In his program note, Company of Angels’ (CoA) artistic director Armando Molina explained how the world premiere of a Chicana-authored, award-winning play like blu precisely suited CoA and its mission to produce theatre that portrays “the 80 percent” of Los Angeles residents who rarely see themselves represented onstage. He reminded his audience that the underrepresented Latina/o world of blu theatrically adumbrates barrios like Boyle Heights, the 98 percent Latina/o-populated neighborhood located just across the river from CoA’s downtown Los Angeles location. Boyle Heights has a 60 percent high school dropout rate, along with a median annual income of $24,000—disturbing statistics that also describe barrios throughout the United States. Garnering the 2010 Yale Drama Series Award, Virginia Grise’s blu is a deeply political play that focuses on the ramifications of such harrowing figures, especially for youth, by dramatizing two generations of a Mexican American family within a fictionalized “Barrio U.S.A.” blu’s title not only eponymously names the family’s eldest teenage son (played by Xavi Moreno), whose birth, life, and death (while serving as a soldier in Iraq) the play tracks, but it also announces the centrality of spiritual despair in its characters’ lives. Working through the dramaturgical schema of a fragmented memory play and relying on ensemble storytelling, blu is an absorbing mediation of “memories, dreams, rituals, and prayers” that illustrates the interplay between macro-level sociopolitical conditions in the barrio and micro-level adaptations by its Latina/o residents.
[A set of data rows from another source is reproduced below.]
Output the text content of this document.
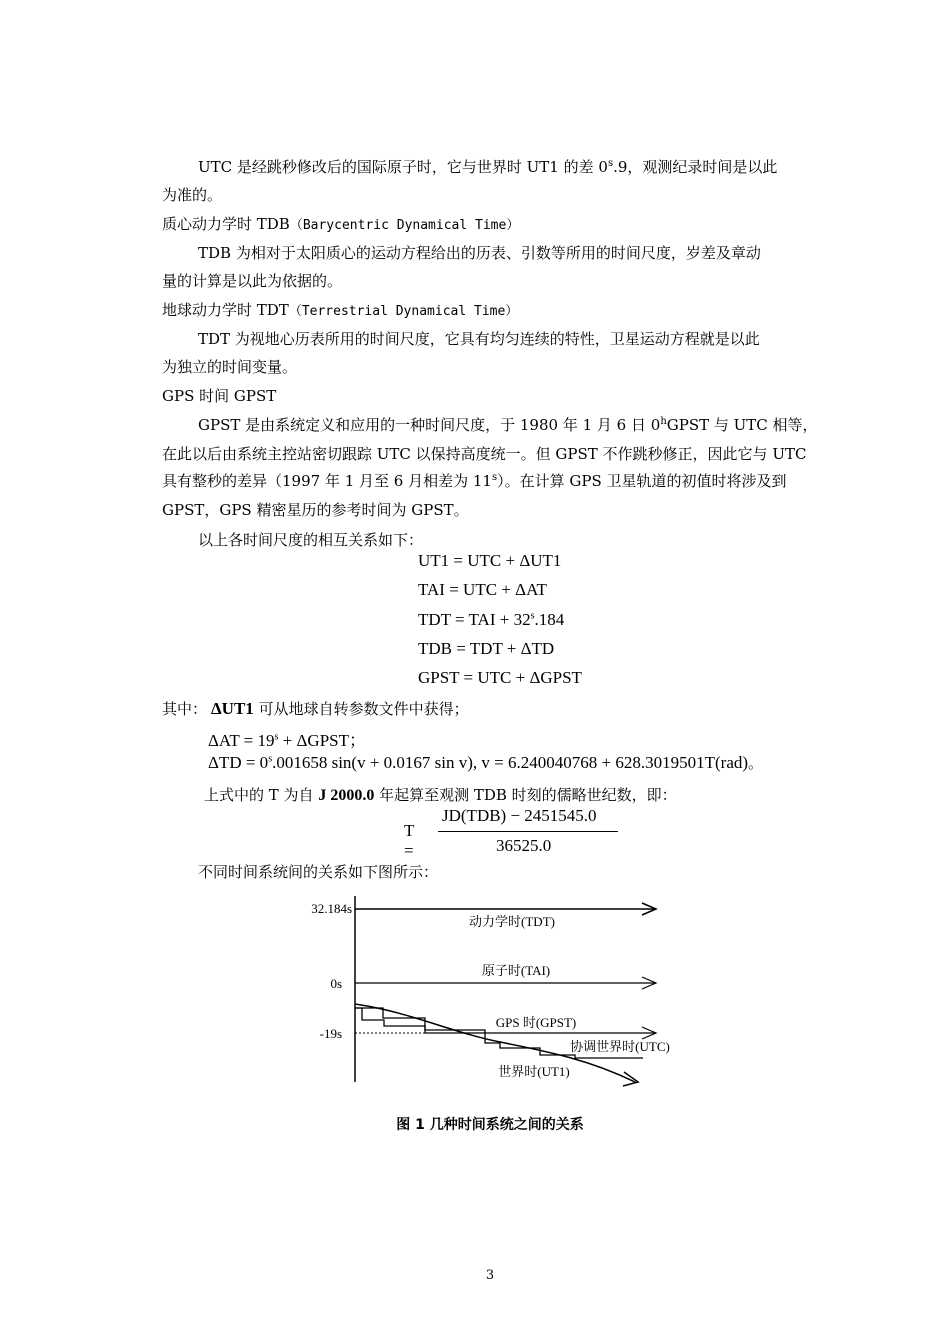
UTC 是经跳秒修改后的国际原子时，它与世界时 UT1 的差 0$^s$.9，观测纪录时间是以此
为准的。
质心动力学时 TDB（Barycentric Dynamical Time）
TDB 为相对于太阳质心的运动方程给出的历表、引数等所用的时间尺度，岁差及章动
量的计算是以此为依据的。
地球动力学时 TDT（Terrestrial Dynamical Time）
TDT 为视地心历表所用的时间尺度，它具有均匀连续的特性，卫星运动方程就是以此
为独立的时间变量。
GPS 时间 GPST
GPST 是由系统定义和应用的一种时间尺度，于 1980 年 1 月 6 日 0$^h$GPST 与 UTC 相等，
在此以后由系统主控站密切跟踪 UTC 以保持高度统一。但 GPST 不作跳秒修正，因此它与 UTC
具有整秒的差异（1997 年 1 月至 6 月相差为 11$^s$）。在计算 GPS 卫星轨道的初值时将涉及到
GPST，GPS 精密星历的参考时间为 GPST。
以上各时间尺度的相互关系如下：
UT1 = UTC + ΔUT1
TAI = UTC + ΔAT
TDT = TAI + $32^s.184$
TDB = TDT + ΔTD
GPST = UTC + ΔGPST
其中： ΔUT1 可从地球自转参数文件中获得；
$\Delta AT = 19^s$ + ΔGPST；
$\Delta TD = 0^s.001658$ sin(v + 0.0167 sin v), v = 6.240040768 + 628.3019501T(rad)。
上式中的 T 为自 J 2000.0 年起算至观测 TDB 时刻的儒略世纪数，即：
T =
JD(TDB) − 2451545.0
36525.0
不同时间系统间的关系如下图所示：
32.184s
0s
-19s
动力学时(TDT)
原子时(TAI)
GPS 时(GPST)
协调世界时(UTC)
世界时(UT1)
图 1 几种时间系统之间的关系
3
Director Laurie Carlos’s staging placed emphasis on the play’s lean, poetically metered language and its ensemble-storytelling style—its most arresting element. To this end, CoA’s intimate black-box theatre held a bare minimum of set pieces to suggest blu’s barrio: a sacred tree, a column tagged with graffiti, a prison cell occupied by the family’s father Eme (pronounced ɛm-ɛ, also the name of one of the most notorious prison gangs in the California penal system) (Luis Galindo), a tiny house tumbled onto its side to signify the family’s home, and a separate pitched-roof unit (sans house) set on the stage floor that served as a liminal space between street and sky where blu’s younger sister Gemini (Alexandra Jimenez) perched during much of the play in order to better scan the stars or search the horizon. The set’s stark, open quality thoughtfully upended overdetermined “gritty” representations of the barrio, and instead offered a surrealistic landscape that lent itself to the play’s central motif of dreaming, positioned as an act of resistance against the barrio’s tribulations.

blu often made use of plural-vocal dialogic exchanges among characters, an ensemble-based narrative technique that heightened the play’s theatricality and positioned it firmly away from realism, as characters spoke across time and among different spaces to describe their circumstances. In performance, these plural-vocal exchanges delivered a poetically charged choral effect that evocatively distributed the narrative task of storytelling among different sets of characters. For example, when blu and his younger brother Lunatico (Phillip Garcia) recounted the violent initiation rite of being “jumped into a gang,” they began with a shared account that quickly cut back and forth between them. Then Eme joined his sons by adding his memory of gang initiation to their visceral reenactment. Shared narration of this kind allowed the play to trace out the [End Page 412] pervasiveness of violence across two generations of men, and among three perspectives. Carlos’s staging enhanced blu’s plural-vocal narrative structure with nonnaturalistic, highly physical movement—in effect, powerful dances among characters that drew from expressionistic movement vocabularies, as well as sources like hip-hop. In scenes between father and sons, for example, this stylized physicality effectively upbraided the shopworn gestures of Latino male bravado and “gangbangers” with fresh grammars of masculine physicality and homosocial intimacy and proved to be some of Carlos’s most luminous staging.